Adelson: I think that all depends on where Virginia Tech is ranked at the time they play. Certainly beating a team ranked in the Top 10-15 would qualify as a marquee win, even if it is a team from the ACC with a reputation for not being able to win the big games. Virginia Tech does have national recognition. It's a definite must-win game for credibility, especially since the rest of the nonconference slate is dreadful (Delaware State, Fordham, Miami (Ohio) and Toledo).
Sam in Florida writes: Now that there is a playoff system, why are there still conferences, if strength of schedule is going to play the biggest part and conference champions won't hold as much weight in the decision for the playoff. Won't it be to a team's advantage to be independent and play the best teams possible for that given year? The non-revenue sports still use the conference champions when figuring championship brackets. You would think that only conference champions would be allowed in the four-team playoff.

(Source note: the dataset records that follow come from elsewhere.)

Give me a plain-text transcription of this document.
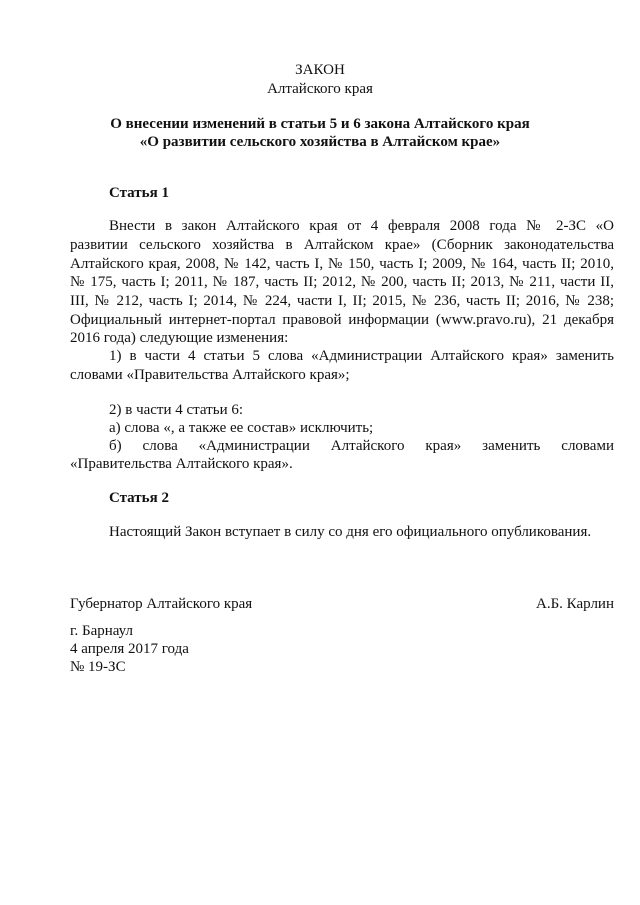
ЗАКОН
Алтайского края
О внесении изменений в статьи 5 и 6 закона Алтайского края
«О развитии сельского хозяйства в Алтайском крае»
Статья 1
Внести в закон Алтайского края от 4 февраля 2008 года № 2-ЗС «О
развитии сельского хозяйства в Алтайском крае» (Сборник законодательства
Алтайского края, 2008, № 142, часть I, № 150, часть I; 2009, № 164, часть II; 2010,
№ 175, часть I; 2011, № 187, часть II; 2012, № 200, часть II; 2013, № 211, части II,
III, № 212, часть I; 2014, № 224, части I, II; 2015, № 236, часть II; 2016, № 238;
Официальный интернет-портал правовой информации (www.pravo.ru), 21 декабря
2016 года) следующие изменения:
1) в части 4 статьи 5 слова «Администрации Алтайского края» заменить
словами «Правительства Алтайского края»;
2) в части 4 статьи 6:
а) слова «, а также ее состав» исключить;
б) слова «Администрации Алтайского края» заменить словами
«Правительства Алтайского края».
Статья 2
Настоящий Закон вступает в силу со дня его официального опубликования.
Губернатор Алтайского края	А.Б. Карлин
г. Барнаул
4 апреля 2017 года
№ 19-ЗС
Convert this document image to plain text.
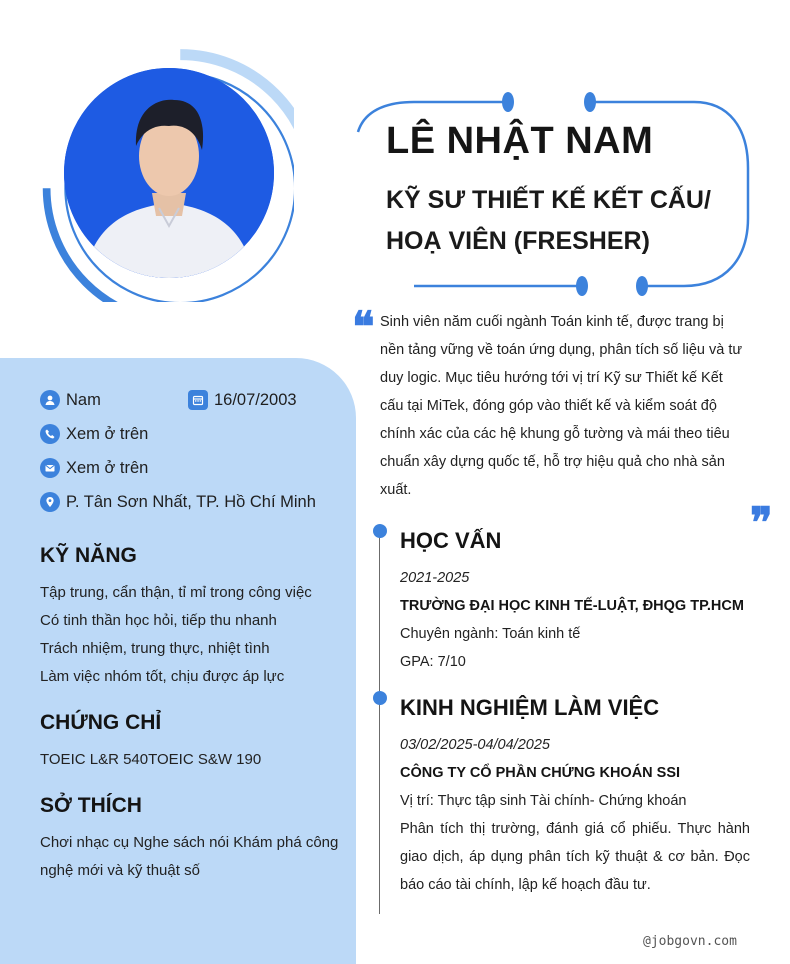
LÊ NHẬT NAM
KỸ SƯ THIẾT KẾ KẾT CẤU/
HOẠ VIÊN (FRESHER)
❞
❞
Sinh viên năm cuối ngành Toán kinh tế, được trang bị nền tảng vững về toán ứng dụng, phân tích số liệu và tư duy logic. Mục tiêu hướng tới vị trí Kỹ sư Thiết kế Kết cấu tại MiTek, đóng góp vào thiết kế và kiểm soát độ chính xác của các hệ khung gỗ tường và mái theo tiêu chuẩn xây dựng quốc tế, hỗ trợ hiệu quả cho nhà sản xuất.
Nam	16/07/2003
Xem ở trên
Xem ở trên
P. Tân Sơn Nhất, TP. Hồ Chí Minh
KỸ NĂNG
Tập trung, cẩn thận, tỉ mỉ trong công việc
Có tinh thần học hỏi, tiếp thu nhanh
Trách nhiệm, trung thực, nhiệt tình
Làm việc nhóm tốt, chịu được áp lực
CHỨNG CHỈ
TOEIC L&R 540TOEIC S&W 190
SỞ THÍCH
Chơi nhạc cụ Nghe sách nói Khám phá công
nghệ mới và kỹ thuật số
HỌC VẤN
2021-2025
TRƯỜNG ĐẠI HỌC KINH TẾ-LUẬT, ĐHQG TP.HCM
Chuyên ngành: Toán kinh tế
GPA: 7/10
KINH NGHIỆM LÀM VIỆC
03/02/2025-04/04/2025
CÔNG TY CỔ PHẦN CHỨNG KHOÁN SSI
Vị trí: Thực tập sinh Tài chính- Chứng khoán
Phân tích thị trường, đánh giá cổ phiếu. Thực hành giao dịch, áp dụng phân tích kỹ thuật & cơ bản. Đọc báo cáo tài chính, lập kế hoạch đầu tư.
@jobgovn.com
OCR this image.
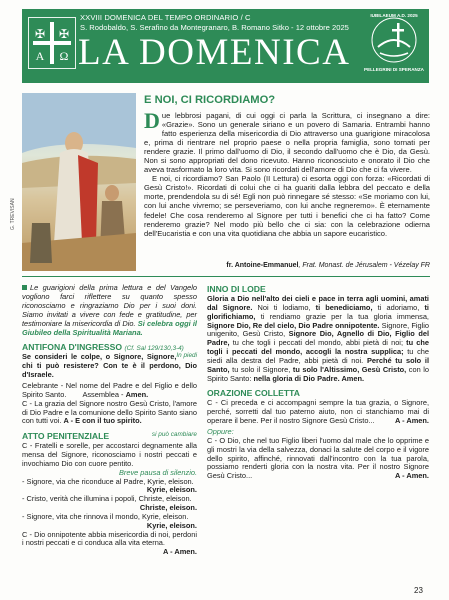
✠ ✠
A Ω
XXVIII DOMENICA DEL TEMPO ORDINARIO / C
S. Rodobaldo, S. Serafino da Montegranaro, B. Romano Sitko - 12 ottobre 2025
LA DOMENICA
IUBILAEUM A.D. 2025
PELLEGRINI DI SPERANZA
G. TREVISAN
E NOI, CI RICORDIAMO?

Due lebbrosi pagani, di cui oggi ci parla la Scrittura, ci insegnano a dire: «Grazie». Sono un generale siriano e un povero di Samaria. Entrambi hanno fatto esperienza della misericordia di Dio attraverso una guarigione miracolosa e, prima di rientrare nel proprio paese o nella propria famiglia, sono tornati per rendere grazie. Il primo dall'uomo di Dio, il secondo dall'uomo che è Dio, da Gesù. Non si sono appropriati del dono ricevuto. Hanno riconosciuto e onorato il Dio che aveva trasformato la loro vita. Si sono ricordati dell'amore di Dio che ci fa vivere.

E noi, ci ricordiamo? San Paolo (II Lettura) ci esorta oggi con forza: «Ricordati di Gesù Cristo!». Ricordati di colui che ci ha guariti dalla lebbra del peccato e della morte, prendendola su di sé! Egli non può rinnegare sé stesso: «Se moriamo con lui, con lui anche vivremo; se perseveriamo, con lui anche regneremo». È eternamente fedele! Che cosa renderemo al Signore per tutti i benefici che ci ha fatto? Come renderemo grazie? Nel modo più bello che ci sia: con la celebrazione odierna dell'Eucaristia e con una vita quotidiana che abbia un sapore eucaristico.

fr. Antoine-Emmanuel, Frat. Monast. de Jérusalem - Vézelay FR

Le guarigioni della prima lettura e del Vangelo vogliono farci riflettere su quanto spesso riconosciamo e ringraziamo Dio per i suoi doni. Siamo invitati a vivere con fede e gratitudine, per testimoniare la misericordia di Dio. Si celebra oggi il Giubileo della Spiritualità Mariana.

ANTIFONA D'INGRESSO (Cf. Sal 129/130,3-4)
In piedi

Se consideri le colpe, o Signore, Signore, chi ti può resistere? Con te è il perdono, Dio d'Israele.

Celebrante - Nel nome del Padre e del Figlio e dello Spirito Santo. Assemblea - Amen.

C - La grazia del Signore nostro Gesù Cristo, l'amore di Dio Padre e la comunione dello Spirito Santo siano con tutti voi. A - E con il tuo spirito.

ATTO PENITENZIALE	si può cambiare

C - Fratelli e sorelle, per accostarci degnamente alla mensa del Signore, riconosciamo i nostri peccati e invochiamo Dio con cuore pentito.

Breve pausa di silenzio.

- Signore, via che riconduce al Padre, Kyrie, eleison.

Kyrie, eleison.

- Cristo, verità che illumina i popoli, Christe, eleison.

Christe, eleison.

- Signore, vita che rinnova il mondo, Kyrie, eleison.

Kyrie, eleison.

C - Dio onnipotente abbia misericordia di noi, perdoni i nostri peccati e ci conduca alla vita eterna.
A - Amen.

INNO DI LODE

Gloria a Dio nell'alto dei cieli e pace in terra agli uomini, amati dal Signore. Noi ti lodiamo, ti benediciamo, ti adoriamo, ti glorifichiamo, ti rendiamo grazie per la tua gloria immensa, Signore Dio, Re del cielo, Dio Padre onnipotente. Signore, Figlio unigenito, Gesù Cristo, Signore Dio, Agnello di Dio, Figlio del Padre, tu che togli i peccati del mondo, abbi pietà di noi; tu che togli i peccati del mondo, accogli la nostra supplica; tu che siedi alla destra del Padre, abbi pietà di noi. Perché tu solo il Santo, tu solo il Signore, tu solo l'Altissimo, Gesù Cristo, con lo Spirito Santo: nella gloria di Dio Padre. Amen.

ORAZIONE COLLETTA

C - Ci preceda e ci accompagni sempre la tua grazia, o Signore, perché, sorretti dal tuo paterno aiuto, non ci stanchiamo mai di operare il bene. Per il nostro Signore Gesù Cristo...	A - Amen.

Oppure:

C - O Dio, che nel tuo Figlio liberi l'uomo dal male che lo opprime e gli mostri la via della salvezza, donaci la salute del corpo e il vigore dello spirito, affinché, rinnovati dall'incontro con la tua parola, possiamo renderti gloria con la nostra vita. Per il nostro Signore Gesù Cristo...	A - Amen.

23
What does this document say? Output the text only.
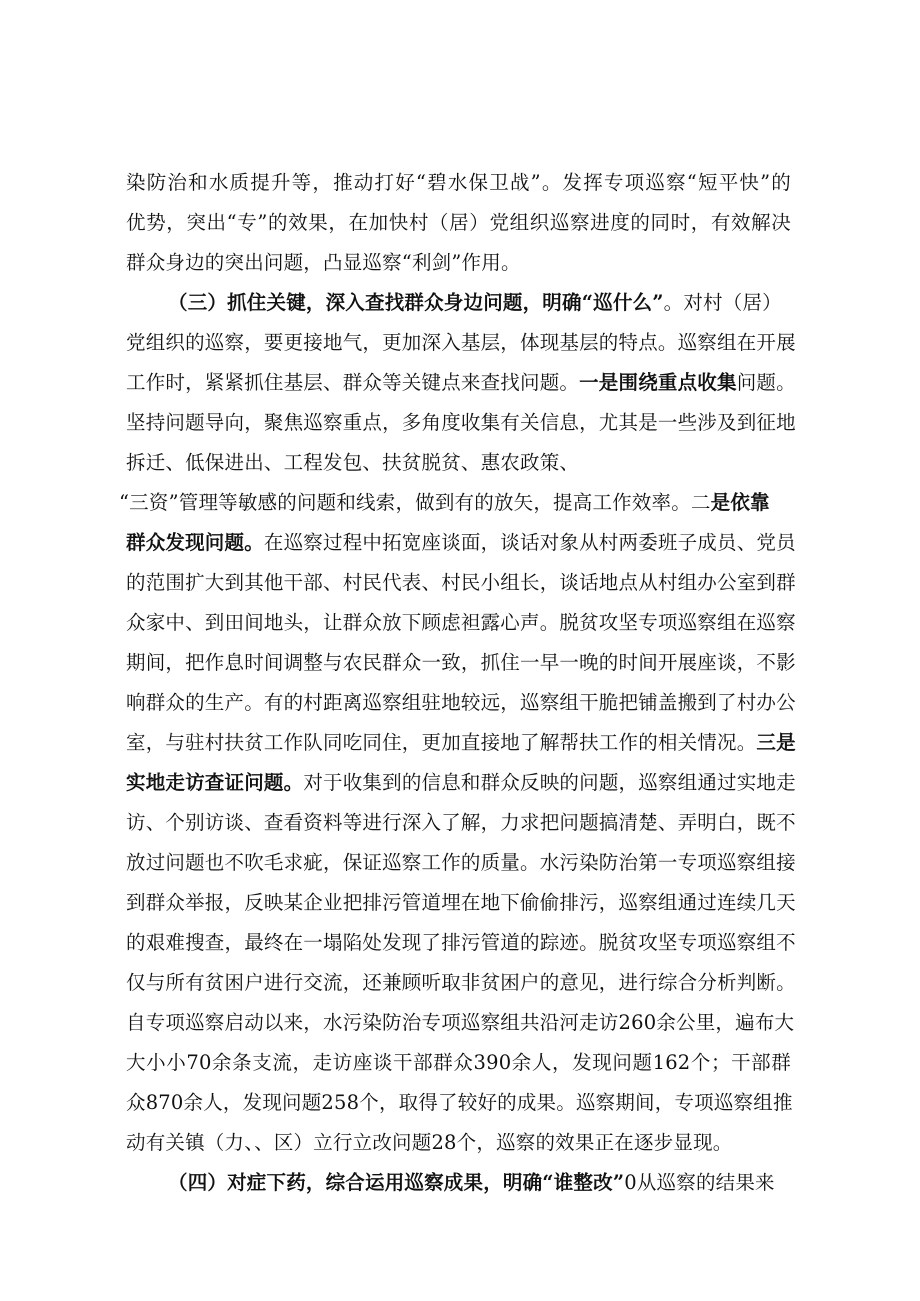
染防治和水质提升等，推动打好“碧水保卫战”。发挥专项巡察“短平快”的
优势，突出“专”的效果，在加快村（居）党组织巡察进度的同时，有效解决
群众身边的突出问题，凸显巡察“利剑”作用。
（三）抓住关键，深入查找群众身边问题，明确“巡什么”。对村（居）
党组织的巡察，要更接地气，更加深入基层，体现基层的特点。巡察组在开展
工作时，紧紧抓住基层、群众等关键点来查找问题。一是围绕重点收集问题。
坚持问题导向，聚焦巡察重点，多角度收集有关信息，尤其是一些涉及到征地
拆迁、低保进出、工程发包、扶贫脱贫、惠农政策、
“三资”管理等敏感的问题和线索，做到有的放矢，提高工作效率。二是依靠
群众发现问题。在巡察过程中拓宽座谈面，谈话对象从村两委班子成员、党员
的范围扩大到其他干部、村民代表、村民小组长，谈话地点从村组办公室到群
众家中、到田间地头，让群众放下顾虑袒露心声。脱贫攻坚专项巡察组在巡察
期间，把作息时间调整与农民群众一致，抓住一早一晚的时间开展座谈，不影
响群众的生产。有的村距离巡察组驻地较远，巡察组干脆把铺盖搬到了村办公
室，与驻村扶贫工作队同吃同住，更加直接地了解帮扶工作的相关情况。三是
实地走访查证问题。对于收集到的信息和群众反映的问题，巡察组通过实地走
访、个别访谈、查看资料等进行深入了解，力求把问题搞清楚、弄明白，既不
放过问题也不吹毛求疵，保证巡察工作的质量。水污染防治第一专项巡察组接
到群众举报，反映某企业把排污管道埋在地下偷偷排污，巡察组通过连续几天
的艰难搜查，最终在一塌陷处发现了排污管道的踪迹。脱贫攻坚专项巡察组不
仅与所有贫困户进行交流，还兼顾听取非贫困户的意见，进行综合分析判断。
自专项巡察启动以来，水污染防治专项巡察组共沿河走访260余公里，遍布大
大小小70余条支流，走访座谈干部群众390余人，发现问题162个；干部群
众870余人，发现问题258个，取得了较好的成果。巡察期间，专项巡察组推
动有关镇（力、、区）立行立改问题28个，巡察的效果正在逐步显现。
（四）对症下药，综合运用巡察成果，明确“谁整改”0从巡察的结果来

Adelson: Conferences serve the greater good. There is no way every single team out there would be able to be independent. You can count the number of teams that can survive as an independent on maybe two hands. None of them live in the Big East. The majority of teams would never bring in the same type of cash they get now, first and foremost. And how would the majority of teams fill out their schedules? Let's remember, we still don't know how the selection committee is going to weigh conference championships and strength of schedule. Everything I have heard indicates conference champions will carry value in making final determinations, even if it's not a requirement.
Dave in Charlotte writes: I know this is all about money. And I understand Boise State will make more money in the Big East. But ... (1) the increase in TV money is still unknown; (2) the powers-that-be officially downgraded the Big East to a mid-major; (3) travel costs for BSU football will increase; (4) BSU non-football sports still have no home; and (5) the Big East exit fee is, what, $10 million. It just seems to me that the risks greatly outweigh the rewards. Boise State is now locked in to an unstable conference (2,500 miles away!) where the exit fee is four times as big as their old conference.
Adelson: I understand the concerns. Here are some quick answers. 1) Increase in TV money should be well above the $1.5 million it was set to get from the Mountain West. 2) That does hurt, but every conference still stands to gain more money because the overall TV package will be more valuable. A playoff also gets two more teams into position to play for a national championship. The Big East may very not get better access at all; but Boise State did help itself by improving is conference schedule. 3) Travel costs are not going to increase that much. Of the four league road games, there may be at most two across the country. 4) Big West looks more likely. 5) Exit fee is large. But if the time came to leave or move, you would think a new conference home would help out. I don't think exit fees have ever stood in the way of realignment.